In the absence of any further guidance or direction (not in the public domain anyway) from within Government, the British Medical Association General Practitioner's Committee, who represent GPs, has stepped in with a very good document aimed at helping GPs preparing for their new commissioning role.

It suggests that commissioning groups with fewer than 500,000 patients may not be viable; which would suggest a final picture with perhaps 100 such groups across England rather than the 500 initially proposed (which we said would inevitably prove inefficient).  It makes some good points about separation of duties / conflicts of interests (how to handle situations where GP groups commission services which the GPs themselves may wish to deliver).  It also makes quite a strong pitch for groups to consider employing commissioning experts from the NHS (PCTs presumably).  Bad news for McKinsey's, various US health insurers, and quite a few friends of mine who have already identified the gold-mine around helping GPs run decent procurement processes! But some GPs don't have the higest regard for PCT staff, so it will be interesting to see how that pans out.

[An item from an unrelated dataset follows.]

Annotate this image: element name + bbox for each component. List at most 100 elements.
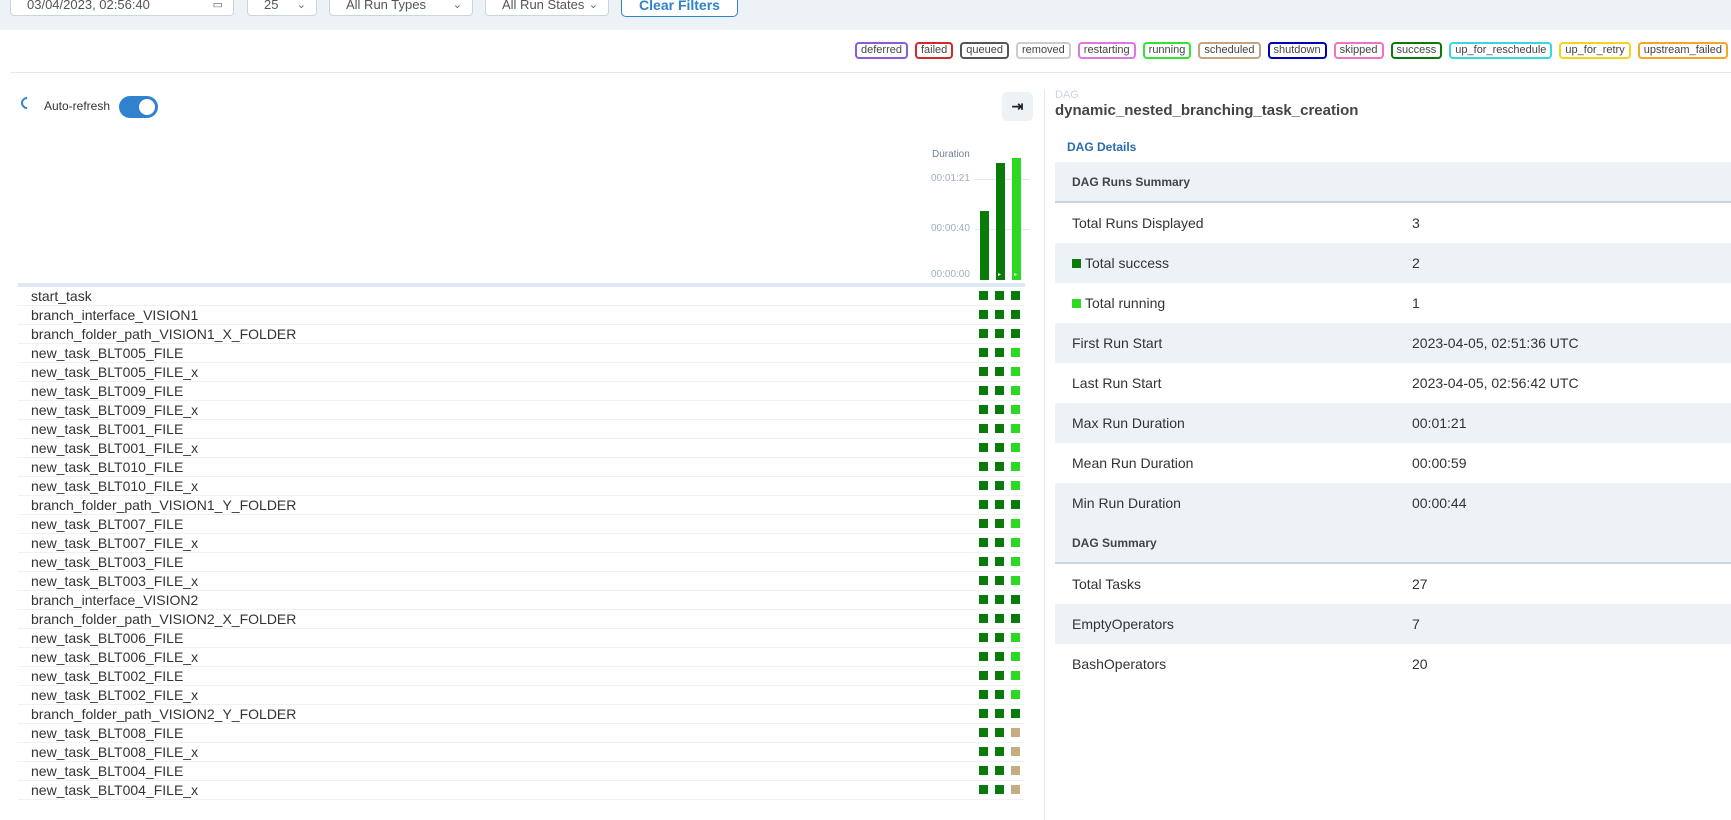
task-name[interactable]: branch_folder_path_VISION1_X_FOLDER [31, 326, 296, 342]
task-row[interactable]: new_task_BLT008_FILE [18, 724, 1025, 743]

But the element from the BMA document that the Health Service Journal have picked up on is this.

"Faced with the need to slow growth in spending, the health secretary has rightly suggested that more effective commissioning is the best way to drive efficiencies. He has also suggested that GPs are best placed to spot potential savings.

The BMA begs to disagree. “There should be no expectation that an effective commissioning process will generate freed-up resources on a regular basis,” it says.

Let us hope this is simply a negotiating position, otherwise the NHS is heading for a very painful reckoning."

Will moving to GP commissioning save money? Improve patient care and outcomes?  Make GPs wealthier? Take the UK towards a US style health insurance system, or perhaps a Dutch approach? These are the huge uncertainties, and explain why there is perhaps growing concern about the move; the Unison union application for a judicial review will be interesting.

We don't do 'politics' here; but this is the UK 'procurement' issue that may well have the greatest impact on the lives of most British people over the next few years.  So we will continue to watch with interest, and comment within the bounds of our experience and knowledge!